Holmes traveled quite a bit for his cases, and he sometimes traveled to the countryside for holiday. He traveled to Paris, France in 1889 for "The Adventure of the Second Stain" to work alongside Inspector Dubique and Dantzig (a specialist) (NAVA). Later, in the winter of 1890 and spring of 1891, Holmes was in Narbonne and Nimes on "a matter of supreme importance" for the French government (FINA).

As he was fleeing from Moriarty with Watson in FINA he traveled the continent.

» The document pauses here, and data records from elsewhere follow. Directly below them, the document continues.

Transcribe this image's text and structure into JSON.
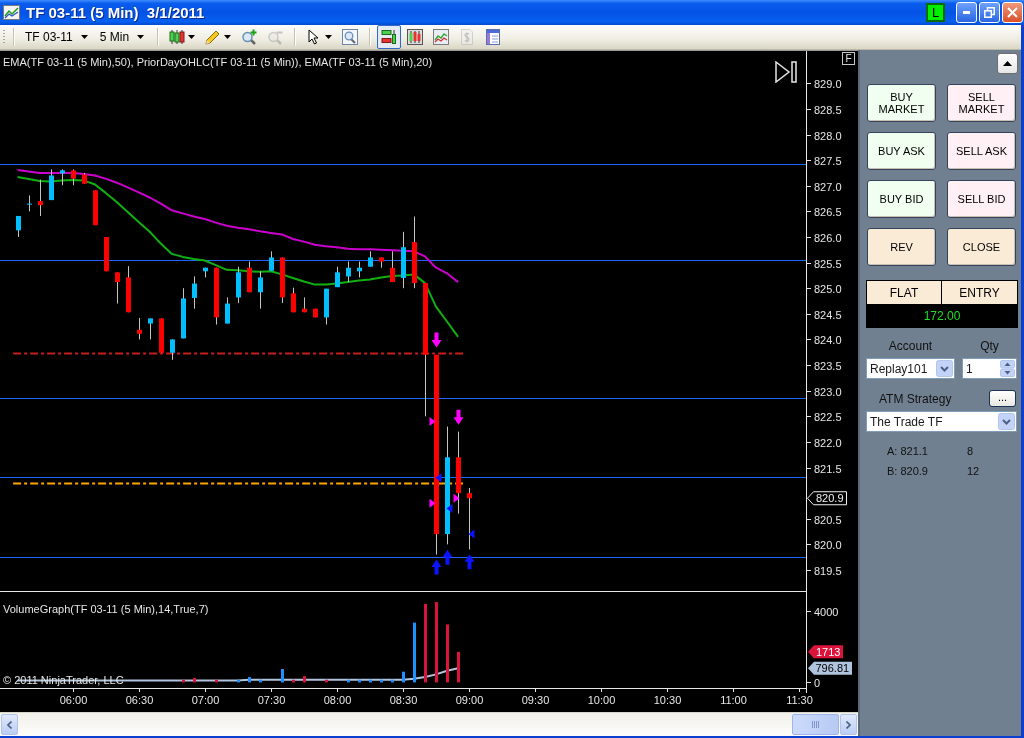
{
  "window": {
    "title": "TF 03-11 (5 Min)  3/1/2011",
    "connection_badge": "L"
  },
  "toolbar": {
    "instrument": "TF 03-11",
    "interval": "5 Min",
    "tool_groups": [
      [
        {
          "kind": "bar-style",
          "dropdown": true,
          "selected": false,
          "disabled": false
        },
        {
          "kind": "pencil",
          "dropdown": true,
          "selected": false,
          "disabled": false
        },
        {
          "kind": "zoom-in",
          "dropdown": false,
          "selected": false,
          "disabled": false
        },
        {
          "kind": "zoom-out",
          "dropdown": false,
          "selected": false,
          "disabled": true
        }
      ],
      [
        {
          "kind": "pointer",
          "dropdown": true,
          "selected": false,
          "disabled": false
        },
        {
          "kind": "zoom-box",
          "dropdown": false,
          "selected": false,
          "disabled": false
        }
      ],
      [
        {
          "kind": "chart-trader",
          "dropdown": false,
          "selected": true,
          "disabled": false
        },
        {
          "kind": "data-box",
          "dropdown": false,
          "selected": false,
          "disabled": false
        },
        {
          "kind": "indicators",
          "dropdown": false,
          "selected": false,
          "disabled": false
        },
        {
          "kind": "strategies",
          "dropdown": false,
          "selected": false,
          "disabled": true
        },
        {
          "kind": "properties",
          "dropdown": false,
          "selected": false,
          "disabled": false
        }
      ]
    ]
  },
  "chart": {
    "corner_button": "F",
    "price_pane": {
      "legend": "EMA(TF 03-11 (5 Min),50), PriorDayOHLC(TF 03-11 (5 Min)), EMA(TF 03-11 (5 Min),20)",
      "last_price": "820.9"
    },
    "volume_pane": {
      "legend": "VolumeGraph(TF 03-11 (5 Min),14,True,7)",
      "copyright": "© 2011 NinjaTrader, LLC",
      "last_volume": "1713",
      "average_volume": "796.81"
    },
    "chart_data": [
      {
        "type": "candlestick",
        "tick_labels": "y",
        "xlim": [
          "2011-03-01T05:27",
          "2011-03-01T11:33"
        ],
        "ylim": [
          819.07,
          829.63
        ],
        "yticks": [
          {
            "value": 819.5,
            "label": "819.5"
          },
          {
            "value": 820,
            "label": "820.0"
          },
          {
            "value": 820.5,
            "label": "820.5"
          },
          {
            "value": 821.5,
            "label": "821.5"
          },
          {
            "value": 822,
            "label": "822.0"
          },
          {
            "value": 822.5,
            "label": "822.5"
          },
          {
            "value": 823,
            "label": "823.0"
          },
          {
            "value": 823.5,
            "label": "823.5"
          },
          {
            "value": 824,
            "label": "824.0"
          },
          {
            "value": 824.5,
            "label": "824.5"
          },
          {
            "value": 825,
            "label": "825.0"
          },
          {
            "value": 825.5,
            "label": "825.5"
          },
          {
            "value": 826,
            "label": "826.0"
          },
          {
            "value": 826.5,
            "label": "826.5"
          },
          {
            "value": 827,
            "label": "827.0"
          },
          {
            "value": 827.5,
            "label": "827.5"
          },
          {
            "value": 828,
            "label": "828.0"
          },
          {
            "value": 828.5,
            "label": "828.5"
          },
          {
            "value": 829,
            "label": "829.0"
          }
        ],
        "x": [
          "2011-03-01T05:35",
          "2011-03-01T05:40",
          "2011-03-01T05:45",
          "2011-03-01T05:50",
          "2011-03-01T05:55",
          "2011-03-01T06:00",
          "2011-03-01T06:05",
          "2011-03-01T06:10",
          "2011-03-01T06:15",
          "2011-03-01T06:20",
          "2011-03-01T06:25",
          "2011-03-01T06:30",
          "2011-03-01T06:35",
          "2011-03-01T06:40",
          "2011-03-01T06:45",
          "2011-03-01T06:50",
          "2011-03-01T06:55",
          "2011-03-01T07:00",
          "2011-03-01T07:05",
          "2011-03-01T07:10",
          "2011-03-01T07:15",
          "2011-03-01T07:20",
          "2011-03-01T07:25",
          "2011-03-01T07:30",
          "2011-03-01T07:35",
          "2011-03-01T07:40",
          "2011-03-01T07:45",
          "2011-03-01T07:50",
          "2011-03-01T07:55",
          "2011-03-01T08:00",
          "2011-03-01T08:05",
          "2011-03-01T08:10",
          "2011-03-01T08:15",
          "2011-03-01T08:20",
          "2011-03-01T08:25",
          "2011-03-01T08:30",
          "2011-03-01T08:35",
          "2011-03-01T08:40",
          "2011-03-01T08:45",
          "2011-03-01T08:50",
          "2011-03-01T08:55",
          "2011-03-01T09:00"
        ],
        "ohlc": [
          [
            826.13,
            826.41,
            826.0,
            826.41
          ],
          [
            826.65,
            826.81,
            826.5,
            826.65
          ],
          [
            826.7,
            827.12,
            826.41,
            826.62
          ],
          [
            826.72,
            827.32,
            826.72,
            827.2
          ],
          [
            827.24,
            827.32,
            827.01,
            827.3
          ],
          [
            827.3,
            827.32,
            827.01,
            827.14
          ],
          [
            827.22,
            827.25,
            827.04,
            827.04
          ],
          [
            826.91,
            826.91,
            826.23,
            826.23
          ],
          [
            826.0,
            826.0,
            825.33,
            825.33
          ],
          [
            825.31,
            825.31,
            824.7,
            825.12
          ],
          [
            825.21,
            825.43,
            824.53,
            824.53
          ],
          [
            824.19,
            824.42,
            824.0,
            824.11
          ],
          [
            824.31,
            824.41,
            824.0,
            824.41
          ],
          [
            824.41,
            824.41,
            823.74,
            823.74
          ],
          [
            823.74,
            824.0,
            823.6,
            824.0
          ],
          [
            824.02,
            825.0,
            824.02,
            824.8
          ],
          [
            824.81,
            825.23,
            824.6,
            825.09
          ],
          [
            825.33,
            825.4,
            825.21,
            825.4
          ],
          [
            825.4,
            825.4,
            824.29,
            824.43
          ],
          [
            824.31,
            824.82,
            824.31,
            824.7
          ],
          [
            824.82,
            825.42,
            824.71,
            825.31
          ],
          [
            825.4,
            825.52,
            824.92,
            824.92
          ],
          [
            824.92,
            825.33,
            824.6,
            825.21
          ],
          [
            825.34,
            825.72,
            825.34,
            825.6
          ],
          [
            825.6,
            825.6,
            824.71,
            824.82
          ],
          [
            824.9,
            825.01,
            824.53,
            824.53
          ],
          [
            824.6,
            824.82,
            824.53,
            824.53
          ],
          [
            824.6,
            824.6,
            824.43,
            824.43
          ],
          [
            824.43,
            824.99,
            824.29,
            824.99
          ],
          [
            825.02,
            825.42,
            825.02,
            825.31
          ],
          [
            825.23,
            825.52,
            825.12,
            825.4
          ],
          [
            825.33,
            825.52,
            825.21,
            825.4
          ],
          [
            825.42,
            825.72,
            825.42,
            825.6
          ],
          [
            825.6,
            825.6,
            825.4,
            825.52
          ],
          [
            825.4,
            825.72,
            825.12,
            825.12
          ],
          [
            825.2,
            826.1,
            825.0,
            825.8
          ],
          [
            825.9,
            826.4,
            825.0,
            825.1
          ],
          [
            825.1,
            825.1,
            822.5,
            823.7
          ],
          [
            823.7,
            823.7,
            819.8,
            820.2
          ],
          [
            820.2,
            822.3,
            820.0,
            821.7
          ],
          [
            821.7,
            822.2,
            820.6,
            821.0
          ],
          [
            821.0,
            821.1,
            819.9,
            820.9
          ]
        ],
        "colors": [
          "#00bfff",
          "#00bfff",
          "#ff0000",
          "#00bfff",
          "#00bfff",
          "#ff0000",
          "#ff0000",
          "#ff0000",
          "#ff0000",
          "#ff0000",
          "#ff0000",
          "#ff0000",
          "#00bfff",
          "#ff0000",
          "#00bfff",
          "#00bfff",
          "#00bfff",
          "#00bfff",
          "#ff0000",
          "#00bfff",
          "#00bfff",
          "#ff0000",
          "#00bfff",
          "#00bfff",
          "#ff0000",
          "#ff0000",
          "#ff0000",
          "#ff0000",
          "#00bfff",
          "#00bfff",
          "#00bfff",
          "#00bfff",
          "#00bfff",
          "#ff0000",
          "#ff0000",
          "#00bfff",
          "#ff0000",
          "#ff0000",
          "#ff0000",
          "#00bfff",
          "#ff0000",
          "#ff0000"
        ],
        "series": [
          {
            "type": "line",
            "color": "#cc00cc",
            "values": [
              827.31,
              827.28,
              827.25,
              827.25,
              827.25,
              827.25,
              827.23,
              827.2,
              827.14,
              827.06,
              826.97,
              826.87,
              826.77,
              826.65,
              826.52,
              826.46,
              826.4,
              826.35,
              826.28,
              826.22,
              826.18,
              826.15,
              826.11,
              826.08,
              826.05,
              825.96,
              825.91,
              825.85,
              825.82,
              825.8,
              825.77,
              825.76,
              825.76,
              825.75,
              825.74,
              825.73,
              825.72,
              825.62,
              825.4,
              825.29,
              825.12,
              null
            ]
          },
          {
            "type": "line",
            "color": "#10b010",
            "values": [
              827.17,
              827.13,
              827.09,
              827.08,
              827.1,
              827.11,
              827.1,
              827.03,
              826.86,
              826.68,
              826.49,
              826.29,
              826.1,
              825.87,
              825.67,
              825.61,
              825.57,
              825.54,
              825.45,
              825.36,
              825.35,
              825.33,
              825.32,
              825.33,
              825.27,
              825.2,
              825.13,
              825.07,
              825.07,
              825.09,
              825.12,
              825.15,
              825.17,
              825.21,
              825.24,
              825.25,
              825.27,
              825.1,
              824.64,
              824.35,
              824.05,
              null
            ]
          },
          {
            "type": "scatter",
            "color": "#ff00ff",
            "x": [
              "2011-03-01T08:45",
              "2011-03-01T08:55"
            ],
            "values": [
              823.99,
              822.48
            ]
          },
          {
            "type": "scatter",
            "color": "#0a14ff",
            "x": [
              "2011-03-01T08:45",
              "2011-03-01T08:50",
              "2011-03-01T09:00"
            ],
            "values": [
              819.56,
              819.75,
              819.66
            ]
          },
          {
            "type": "scatter",
            "marker": "triangle",
            "color": "#ff00ff",
            "x": [
              "2011-03-01T08:43",
              "2011-03-01T08:43",
              "2011-03-01T08:54"
            ],
            "values": [
              822.4,
              820.8,
              820.9
            ]
          },
          {
            "type": "scatter",
            "marker": "triangle",
            "color": "#0a14ff",
            "x": [
              "2011-03-01T08:46",
              "2011-03-01T08:51",
              "2011-03-01T09:01"
            ],
            "values": [
              821.3,
              820.7,
              820.2
            ]
          }
        ],
        "ref_lines": [
          {
            "axis": "y",
            "value": 827.42,
            "color": "#1e64ff",
            "line_style": "solid"
          },
          {
            "axis": "y",
            "value": 825.56,
            "color": "#1e64ff",
            "line_style": "solid"
          },
          {
            "axis": "y",
            "value": 823.74,
            "color": "#c81e1e",
            "line_style": "dashdot"
          },
          {
            "axis": "y",
            "value": 822.86,
            "color": "#1e64ff",
            "line_style": "solid"
          },
          {
            "axis": "y",
            "value": 821.32,
            "color": "#1e64ff",
            "line_style": "solid"
          },
          {
            "axis": "y",
            "value": 821.2,
            "color": "#ffa500",
            "line_style": "dashdot"
          },
          {
            "axis": "y",
            "value": 819.76,
            "color": "#1e64ff",
            "line_style": "solid"
          }
        ]
      },
      {
        "type": "bar",
        "xlim": [
          "2011-03-01T05:27",
          "2011-03-01T11:33"
        ],
        "ylim": [
          -314,
          5064
        ],
        "yticks": [
          {
            "value": 0,
            "label": "0"
          },
          {
            "value": 4000,
            "label": "4000"
          }
        ],
        "xticks": [
          {
            "value": "2011-03-01T06:00",
            "label": "06:00"
          },
          {
            "value": "2011-03-01T06:30",
            "label": "06:30"
          },
          {
            "value": "2011-03-01T07:00",
            "label": "07:00"
          },
          {
            "value": "2011-03-01T07:30",
            "label": "07:30"
          },
          {
            "value": "2011-03-01T08:00",
            "label": "08:00"
          },
          {
            "value": "2011-03-01T08:30",
            "label": "08:30"
          },
          {
            "value": "2011-03-01T09:00",
            "label": "09:00"
          },
          {
            "value": "2011-03-01T09:30",
            "label": "09:30"
          },
          {
            "value": "2011-03-01T10:00",
            "label": "10:00"
          },
          {
            "value": "2011-03-01T10:30",
            "label": "10:30"
          },
          {
            "value": "2011-03-01T11:00",
            "label": "11:00"
          },
          {
            "value": "2011-03-01T11:30",
            "label": "11:30"
          }
        ],
        "x": [
          "2011-03-01T05:35",
          "2011-03-01T05:40",
          "2011-03-01T05:45",
          "2011-03-01T05:50",
          "2011-03-01T05:55",
          "2011-03-01T06:00",
          "2011-03-01T06:05",
          "2011-03-01T06:10",
          "2011-03-01T06:15",
          "2011-03-01T06:20",
          "2011-03-01T06:25",
          "2011-03-01T06:30",
          "2011-03-01T06:35",
          "2011-03-01T06:40",
          "2011-03-01T06:45",
          "2011-03-01T06:50",
          "2011-03-01T06:55",
          "2011-03-01T07:00",
          "2011-03-01T07:05",
          "2011-03-01T07:10",
          "2011-03-01T07:15",
          "2011-03-01T07:20",
          "2011-03-01T07:25",
          "2011-03-01T07:30",
          "2011-03-01T07:35",
          "2011-03-01T07:40",
          "2011-03-01T07:45",
          "2011-03-01T07:50",
          "2011-03-01T07:55",
          "2011-03-01T08:00",
          "2011-03-01T08:05",
          "2011-03-01T08:10",
          "2011-03-01T08:15",
          "2011-03-01T08:20",
          "2011-03-01T08:25",
          "2011-03-01T08:30",
          "2011-03-01T08:35",
          "2011-03-01T08:40",
          "2011-03-01T08:45",
          "2011-03-01T08:50",
          "2011-03-01T08:55"
        ],
        "values": [
          null,
          null,
          null,
          null,
          null,
          null,
          null,
          null,
          null,
          null,
          null,
          null,
          null,
          null,
          null,
          150,
          250,
          null,
          150,
          null,
          150,
          300,
          150,
          null,
          750,
          150,
          350,
          null,
          150,
          null,
          150,
          150,
          150,
          150,
          150,
          600,
          3350,
          4400,
          4500,
          3250,
          1713
        ],
        "colors": [
          null,
          null,
          null,
          null,
          null,
          null,
          null,
          null,
          null,
          null,
          null,
          null,
          null,
          null,
          null,
          "#dc143c",
          "#dc143c",
          null,
          "#dc143c",
          null,
          "#1e90ff",
          "#1e90ff",
          "#1e90ff",
          null,
          "#1e90ff",
          "#dc143c",
          "#dc143c",
          null,
          "#dc143c",
          null,
          "#1e90ff",
          "#1e90ff",
          "#1e90ff",
          "#1e90ff",
          "#1e90ff",
          "#1e90ff",
          "#1e90ff",
          "#dc143c",
          "#dc143c",
          "#dc143c",
          "#dc143c"
        ],
        "series": [
          {
            "type": "line",
            "color": "#b0c4de",
            "values": [
              100,
              100,
              100,
              100,
              100,
              100,
              100,
              100,
              100,
              100,
              100,
              100,
              100,
              100,
              100,
              100,
              100,
              100,
              100,
              100,
              100,
              150,
              150,
              150,
              150,
              150,
              150,
              150,
              150,
              150,
              150,
              150,
              150,
              150,
              150,
              150,
              200,
              300,
              450,
              650,
              796.81
            ]
          }
        ]
      }
    ]
  },
  "trader": {
    "buttons": [
      {
        "label": "BUY MARKET",
        "kind": "buy"
      },
      {
        "label": "SELL MARKET",
        "kind": "sell"
      },
      {
        "label": "BUY ASK",
        "kind": "buy"
      },
      {
        "label": "SELL ASK",
        "kind": "sell"
      },
      {
        "label": "BUY BID",
        "kind": "buy"
      },
      {
        "label": "SELL BID",
        "kind": "sell"
      },
      {
        "label": "REV",
        "kind": "neutral"
      },
      {
        "label": "CLOSE",
        "kind": "neutral"
      }
    ],
    "position": {
      "status": "FLAT",
      "entry_label": "ENTRY",
      "value": "172.00"
    },
    "account": {
      "label": "Account",
      "value": "Replay101"
    },
    "quantity": {
      "label": "Qty",
      "value": "1"
    },
    "atm_strategy": {
      "label": "ATM Strategy",
      "button": "...",
      "value": "The Trade TF"
    },
    "quotes": [
      {
        "label": "A: 821.1",
        "size": "8"
      },
      {
        "label": "B: 820.9",
        "size": "12"
      }
    ]
  }
}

The trip included many destinations. Among them:

Brussels, Belgium
Strasburg, France
Luxembourg
Basle, Switzerland
Geneva, Switzerland
Leuk, Switzerland
Interlaken, Switzerland
Meiringen, Switzerland

 

Map of Holmes & Watson's flight from London to the Reichenbach Falls

"For a charming week we wandered up the Valley of the Rhone, and then, branching off at Leuk, we made our way over the Gemmi Pass, still deep in snow, and so, by way of Interlaken, to Meiringen. It was a lovely trip, the dainty green of the spring below, the virgin white of the winter above . . . .Once, I remember, as we passed over the Gemmi, and walked along the border of the melancholy Daubensee, a large rock which had been dislodged from the ridge upon our right clattered down and roared into the lake behind us . . . . It was upon the 3rd of May that we reached the little village of Meiringen, where we put up at the Englischer Hof, then kept by Peter Steiler the elder" (FINA).

On their way to Rosenlaui, they detoured to see the fateful Reichenbach Falls, which drop 250 meters (656 feet). Holmes continued on in his travels. He gives an account of it in EMPT:  
Reichenbach Falls

I travelled for two years in Tibet, therefore, and amused myself by visiting Lhassa and spending some days with the head Llama. You may have read of the remarkable explorations of a Norwegian named Sigerson, but I am sure that it never occurred to you that you were receiving news of your friend. I then passed through Persia, looked in at Mecca, and paid a short but interesting visit to the Khalifa at Khartoum, the results of which I have communicated to the Foreign Office. Returning to France I spent some months in a research into the coal-tar derivatives, which I conducted in a laboratory at Montpelier, in the South of France.

Though Holmes spent these few exciting years in exotic places, his home was in London; and he tended to stay in and around that area - venturing out only if alluring cases demanded his attention.